Dan summarized the risk in simple terms. “The closer I get to the roof edge, the higher the likelihood of a fall is to occur.” That is why distance matters. A small slip, trip, or misstep near the edge can quickly become a serious or fatal incident. For many rooftops, non-penetrating guardrail systems like Kee Guard provides a collective form of protection that does not rely on workers tying off correctly every time. Kee Guard is designed as a modular, free-standing rooftop guardrail system that is not fixed directly into the roof membrane.
One of Dan’s strongest points was that fall protection should not only be about meeting a code requirement. It should be about designing a rooftop environment where safe movement is the easiest movement.
That means looking at the full path of travel.
• How do workers access the roof?
• Where do they walk once they are on the roof?
• Are skylights protected?
• Is rooftop equipment too close to the edge?
• Are warning lines, guardrails, gates, or covers being used correctly?
• Is the system practical enough that workers will actually follow it?
Dan cautioned against safety measures that create new hazards or depend too heavily on perfect behavior. “If your safety introduces a hazard, it’s not a good safety.” That is why passive and collective fall protection solutions are often preferred where practical. Guardrails, gates, skylight screens, and designated traffic paths help protect everyone on the roof without requiring each worker to make the right decision every time.

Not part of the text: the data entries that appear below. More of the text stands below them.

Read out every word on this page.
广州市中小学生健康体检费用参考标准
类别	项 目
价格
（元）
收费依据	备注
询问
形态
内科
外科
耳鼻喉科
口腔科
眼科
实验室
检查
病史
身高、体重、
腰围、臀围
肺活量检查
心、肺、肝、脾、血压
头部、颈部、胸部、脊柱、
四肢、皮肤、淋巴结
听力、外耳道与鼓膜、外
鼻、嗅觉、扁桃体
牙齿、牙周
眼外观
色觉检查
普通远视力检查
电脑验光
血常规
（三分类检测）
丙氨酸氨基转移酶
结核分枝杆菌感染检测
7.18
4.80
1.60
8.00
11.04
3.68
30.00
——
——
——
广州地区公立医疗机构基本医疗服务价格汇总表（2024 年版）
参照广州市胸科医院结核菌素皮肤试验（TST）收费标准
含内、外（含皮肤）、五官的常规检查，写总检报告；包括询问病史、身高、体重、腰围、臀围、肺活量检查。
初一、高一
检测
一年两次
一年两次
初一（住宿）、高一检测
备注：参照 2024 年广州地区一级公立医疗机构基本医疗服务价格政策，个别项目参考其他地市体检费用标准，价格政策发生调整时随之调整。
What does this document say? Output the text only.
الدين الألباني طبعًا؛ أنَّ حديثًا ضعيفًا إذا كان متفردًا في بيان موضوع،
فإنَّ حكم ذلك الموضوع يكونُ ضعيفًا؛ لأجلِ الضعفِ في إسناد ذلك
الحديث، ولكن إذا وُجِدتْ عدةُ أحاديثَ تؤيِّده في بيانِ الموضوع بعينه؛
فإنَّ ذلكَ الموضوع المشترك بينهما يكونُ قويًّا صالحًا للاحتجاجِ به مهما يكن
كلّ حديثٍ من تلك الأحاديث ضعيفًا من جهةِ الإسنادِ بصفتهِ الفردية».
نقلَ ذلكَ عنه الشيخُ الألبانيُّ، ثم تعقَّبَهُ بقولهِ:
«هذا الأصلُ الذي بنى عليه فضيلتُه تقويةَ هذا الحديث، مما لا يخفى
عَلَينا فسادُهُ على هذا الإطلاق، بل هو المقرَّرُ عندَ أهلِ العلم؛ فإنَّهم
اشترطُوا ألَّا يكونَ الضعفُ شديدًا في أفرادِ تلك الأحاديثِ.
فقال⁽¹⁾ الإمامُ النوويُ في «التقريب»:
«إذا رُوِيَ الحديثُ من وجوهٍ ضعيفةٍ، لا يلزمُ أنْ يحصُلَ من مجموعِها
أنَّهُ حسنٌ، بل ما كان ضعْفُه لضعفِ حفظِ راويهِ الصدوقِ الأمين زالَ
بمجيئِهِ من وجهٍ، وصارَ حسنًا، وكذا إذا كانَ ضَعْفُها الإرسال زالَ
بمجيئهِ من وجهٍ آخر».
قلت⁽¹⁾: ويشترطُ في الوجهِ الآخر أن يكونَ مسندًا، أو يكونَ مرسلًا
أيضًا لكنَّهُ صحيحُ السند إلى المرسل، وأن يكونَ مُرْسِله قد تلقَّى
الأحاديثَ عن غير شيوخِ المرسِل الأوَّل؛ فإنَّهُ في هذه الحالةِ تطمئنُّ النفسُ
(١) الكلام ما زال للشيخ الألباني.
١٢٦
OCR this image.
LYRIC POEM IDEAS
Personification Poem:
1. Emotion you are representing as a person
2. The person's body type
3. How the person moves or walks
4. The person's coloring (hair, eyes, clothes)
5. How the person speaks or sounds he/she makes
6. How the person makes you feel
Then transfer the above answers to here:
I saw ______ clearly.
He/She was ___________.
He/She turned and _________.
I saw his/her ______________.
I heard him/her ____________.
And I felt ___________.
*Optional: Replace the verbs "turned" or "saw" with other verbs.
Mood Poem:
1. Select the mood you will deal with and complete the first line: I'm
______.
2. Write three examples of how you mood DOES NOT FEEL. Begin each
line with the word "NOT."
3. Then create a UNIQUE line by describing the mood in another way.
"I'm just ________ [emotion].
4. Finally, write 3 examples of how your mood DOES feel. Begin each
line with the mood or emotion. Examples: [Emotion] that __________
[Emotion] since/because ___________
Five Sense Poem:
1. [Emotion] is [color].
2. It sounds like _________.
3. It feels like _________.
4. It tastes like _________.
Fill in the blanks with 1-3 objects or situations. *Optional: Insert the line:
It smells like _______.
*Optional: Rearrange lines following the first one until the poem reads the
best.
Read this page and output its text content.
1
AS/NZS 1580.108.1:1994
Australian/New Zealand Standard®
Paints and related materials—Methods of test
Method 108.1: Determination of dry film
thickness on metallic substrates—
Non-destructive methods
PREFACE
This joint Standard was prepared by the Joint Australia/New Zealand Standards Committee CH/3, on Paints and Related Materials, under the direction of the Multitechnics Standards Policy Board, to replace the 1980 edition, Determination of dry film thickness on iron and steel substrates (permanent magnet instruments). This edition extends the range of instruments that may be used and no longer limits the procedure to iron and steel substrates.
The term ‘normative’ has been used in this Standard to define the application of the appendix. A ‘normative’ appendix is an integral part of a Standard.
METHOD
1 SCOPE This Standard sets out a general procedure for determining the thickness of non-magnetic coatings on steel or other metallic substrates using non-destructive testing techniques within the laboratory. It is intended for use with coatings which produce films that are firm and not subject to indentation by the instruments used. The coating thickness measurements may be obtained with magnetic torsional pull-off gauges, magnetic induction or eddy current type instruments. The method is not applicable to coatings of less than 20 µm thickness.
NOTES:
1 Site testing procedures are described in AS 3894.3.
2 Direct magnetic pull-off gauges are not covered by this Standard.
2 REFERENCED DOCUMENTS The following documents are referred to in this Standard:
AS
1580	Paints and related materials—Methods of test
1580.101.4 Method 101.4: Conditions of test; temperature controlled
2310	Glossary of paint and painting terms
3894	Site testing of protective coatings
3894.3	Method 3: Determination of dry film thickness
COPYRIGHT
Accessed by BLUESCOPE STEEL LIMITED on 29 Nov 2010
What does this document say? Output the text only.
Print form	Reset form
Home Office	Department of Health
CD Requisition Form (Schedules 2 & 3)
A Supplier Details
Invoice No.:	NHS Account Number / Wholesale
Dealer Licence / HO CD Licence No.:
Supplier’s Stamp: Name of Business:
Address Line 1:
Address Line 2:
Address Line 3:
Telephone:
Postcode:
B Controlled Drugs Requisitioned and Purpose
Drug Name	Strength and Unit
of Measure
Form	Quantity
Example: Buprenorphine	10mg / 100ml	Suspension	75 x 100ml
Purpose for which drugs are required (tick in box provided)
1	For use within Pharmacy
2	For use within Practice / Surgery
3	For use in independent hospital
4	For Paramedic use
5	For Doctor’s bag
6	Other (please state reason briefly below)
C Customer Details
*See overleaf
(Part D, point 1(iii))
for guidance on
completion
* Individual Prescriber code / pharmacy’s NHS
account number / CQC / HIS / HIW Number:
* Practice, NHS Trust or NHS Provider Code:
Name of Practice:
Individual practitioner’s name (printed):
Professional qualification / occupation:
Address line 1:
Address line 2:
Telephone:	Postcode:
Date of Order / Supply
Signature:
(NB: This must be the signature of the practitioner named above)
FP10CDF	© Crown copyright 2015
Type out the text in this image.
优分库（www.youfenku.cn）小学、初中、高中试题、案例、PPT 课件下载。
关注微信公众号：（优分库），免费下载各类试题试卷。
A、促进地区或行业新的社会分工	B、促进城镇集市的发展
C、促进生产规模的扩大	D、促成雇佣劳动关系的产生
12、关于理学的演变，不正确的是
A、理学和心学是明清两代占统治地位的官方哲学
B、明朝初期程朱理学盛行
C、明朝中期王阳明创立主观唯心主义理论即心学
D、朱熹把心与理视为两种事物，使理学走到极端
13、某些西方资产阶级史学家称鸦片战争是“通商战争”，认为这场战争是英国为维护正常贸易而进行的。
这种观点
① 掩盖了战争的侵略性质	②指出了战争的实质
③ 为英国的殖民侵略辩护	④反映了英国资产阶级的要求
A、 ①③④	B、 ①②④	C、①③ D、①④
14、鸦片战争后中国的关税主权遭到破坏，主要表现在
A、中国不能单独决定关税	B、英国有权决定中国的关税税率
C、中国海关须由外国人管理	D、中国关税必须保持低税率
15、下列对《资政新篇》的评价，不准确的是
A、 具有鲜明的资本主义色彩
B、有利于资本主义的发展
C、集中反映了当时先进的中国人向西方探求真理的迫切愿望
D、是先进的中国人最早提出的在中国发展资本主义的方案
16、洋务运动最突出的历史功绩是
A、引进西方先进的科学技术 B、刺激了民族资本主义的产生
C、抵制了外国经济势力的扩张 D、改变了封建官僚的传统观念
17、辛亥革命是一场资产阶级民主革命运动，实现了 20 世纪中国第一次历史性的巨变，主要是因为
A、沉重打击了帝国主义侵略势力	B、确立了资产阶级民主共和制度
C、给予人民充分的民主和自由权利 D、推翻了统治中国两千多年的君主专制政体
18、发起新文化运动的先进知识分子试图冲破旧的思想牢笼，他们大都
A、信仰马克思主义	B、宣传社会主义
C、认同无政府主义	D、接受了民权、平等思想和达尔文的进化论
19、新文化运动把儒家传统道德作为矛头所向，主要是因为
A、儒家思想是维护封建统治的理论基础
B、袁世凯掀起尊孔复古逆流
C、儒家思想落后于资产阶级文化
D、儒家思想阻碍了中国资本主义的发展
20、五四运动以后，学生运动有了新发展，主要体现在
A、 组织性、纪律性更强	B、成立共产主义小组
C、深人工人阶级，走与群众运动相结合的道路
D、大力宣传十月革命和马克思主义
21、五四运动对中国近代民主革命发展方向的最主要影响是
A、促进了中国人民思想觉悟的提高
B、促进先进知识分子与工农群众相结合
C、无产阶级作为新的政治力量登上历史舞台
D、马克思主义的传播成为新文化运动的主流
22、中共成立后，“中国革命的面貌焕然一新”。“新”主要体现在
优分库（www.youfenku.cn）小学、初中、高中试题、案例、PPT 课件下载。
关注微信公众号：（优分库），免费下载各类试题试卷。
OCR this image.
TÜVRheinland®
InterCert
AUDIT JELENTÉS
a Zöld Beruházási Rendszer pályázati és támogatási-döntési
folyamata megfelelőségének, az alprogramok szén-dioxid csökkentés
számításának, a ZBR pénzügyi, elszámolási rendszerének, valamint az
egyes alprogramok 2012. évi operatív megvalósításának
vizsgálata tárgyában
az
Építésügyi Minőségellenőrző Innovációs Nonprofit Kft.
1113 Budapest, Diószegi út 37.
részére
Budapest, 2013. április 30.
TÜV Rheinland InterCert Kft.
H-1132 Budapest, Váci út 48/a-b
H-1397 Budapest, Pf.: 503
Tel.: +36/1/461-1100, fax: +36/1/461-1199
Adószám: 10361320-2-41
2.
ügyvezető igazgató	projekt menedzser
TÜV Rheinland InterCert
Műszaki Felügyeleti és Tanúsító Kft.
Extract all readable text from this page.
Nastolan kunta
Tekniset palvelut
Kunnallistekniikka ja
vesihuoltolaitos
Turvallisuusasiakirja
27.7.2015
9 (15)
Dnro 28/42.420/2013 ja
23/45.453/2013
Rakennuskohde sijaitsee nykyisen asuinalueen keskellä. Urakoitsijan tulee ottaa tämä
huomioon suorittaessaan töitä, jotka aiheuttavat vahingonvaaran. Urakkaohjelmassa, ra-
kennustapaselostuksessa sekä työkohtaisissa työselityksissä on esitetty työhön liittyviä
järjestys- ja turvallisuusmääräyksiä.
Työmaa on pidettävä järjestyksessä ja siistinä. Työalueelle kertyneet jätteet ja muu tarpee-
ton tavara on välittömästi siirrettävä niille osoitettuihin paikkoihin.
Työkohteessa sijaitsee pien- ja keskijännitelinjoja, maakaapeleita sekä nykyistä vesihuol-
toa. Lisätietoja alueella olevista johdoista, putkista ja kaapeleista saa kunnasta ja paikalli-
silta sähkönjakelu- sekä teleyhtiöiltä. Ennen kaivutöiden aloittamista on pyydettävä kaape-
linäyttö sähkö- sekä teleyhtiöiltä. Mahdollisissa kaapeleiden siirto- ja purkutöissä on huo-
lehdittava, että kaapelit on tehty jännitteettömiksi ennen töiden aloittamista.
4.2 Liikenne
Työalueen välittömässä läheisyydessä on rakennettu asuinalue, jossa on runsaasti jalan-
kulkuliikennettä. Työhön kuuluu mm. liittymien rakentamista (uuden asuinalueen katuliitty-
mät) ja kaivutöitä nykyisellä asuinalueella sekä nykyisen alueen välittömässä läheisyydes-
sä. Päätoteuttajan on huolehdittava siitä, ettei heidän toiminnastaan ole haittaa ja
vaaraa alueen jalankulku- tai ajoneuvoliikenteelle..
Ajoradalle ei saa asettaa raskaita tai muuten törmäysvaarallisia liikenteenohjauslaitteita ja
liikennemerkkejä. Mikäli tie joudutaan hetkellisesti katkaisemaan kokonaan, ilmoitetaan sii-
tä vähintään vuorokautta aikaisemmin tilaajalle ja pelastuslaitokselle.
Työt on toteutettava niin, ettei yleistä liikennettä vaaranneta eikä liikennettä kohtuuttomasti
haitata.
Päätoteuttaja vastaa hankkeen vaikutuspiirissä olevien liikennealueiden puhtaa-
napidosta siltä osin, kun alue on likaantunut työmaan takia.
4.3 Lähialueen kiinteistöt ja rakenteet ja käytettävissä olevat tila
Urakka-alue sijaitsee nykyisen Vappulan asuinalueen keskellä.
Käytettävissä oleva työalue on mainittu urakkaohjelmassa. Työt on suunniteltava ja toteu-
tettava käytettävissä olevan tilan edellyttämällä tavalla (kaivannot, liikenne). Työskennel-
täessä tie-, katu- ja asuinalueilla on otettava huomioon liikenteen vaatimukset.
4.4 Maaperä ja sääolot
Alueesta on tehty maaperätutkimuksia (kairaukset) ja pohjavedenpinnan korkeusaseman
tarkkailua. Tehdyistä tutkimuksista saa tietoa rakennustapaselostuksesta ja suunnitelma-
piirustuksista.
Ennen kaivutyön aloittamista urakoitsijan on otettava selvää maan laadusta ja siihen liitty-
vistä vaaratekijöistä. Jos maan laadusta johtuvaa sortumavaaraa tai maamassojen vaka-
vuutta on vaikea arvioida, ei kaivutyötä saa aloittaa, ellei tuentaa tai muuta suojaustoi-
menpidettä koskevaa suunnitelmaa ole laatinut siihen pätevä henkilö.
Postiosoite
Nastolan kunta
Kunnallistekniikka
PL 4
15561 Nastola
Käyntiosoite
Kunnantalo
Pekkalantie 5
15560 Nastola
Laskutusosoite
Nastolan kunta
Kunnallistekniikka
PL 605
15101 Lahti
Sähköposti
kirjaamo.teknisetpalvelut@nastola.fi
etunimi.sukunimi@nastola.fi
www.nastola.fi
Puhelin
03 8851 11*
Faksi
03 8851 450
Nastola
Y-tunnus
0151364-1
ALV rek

A strong rooftop safety program starts with exposure. The most serious hazard is not always the most obvious one. The best place to start is often the place workers use the most. For facility managers, EHS professionals, maintenance teams, and building owners, Dan’s message is simple: walk the roof, understand the traffic patterns, and look at hazards in the order workers encounter them.
As Dan told the webinar audience, “If we apply it correctly, we will save lives.”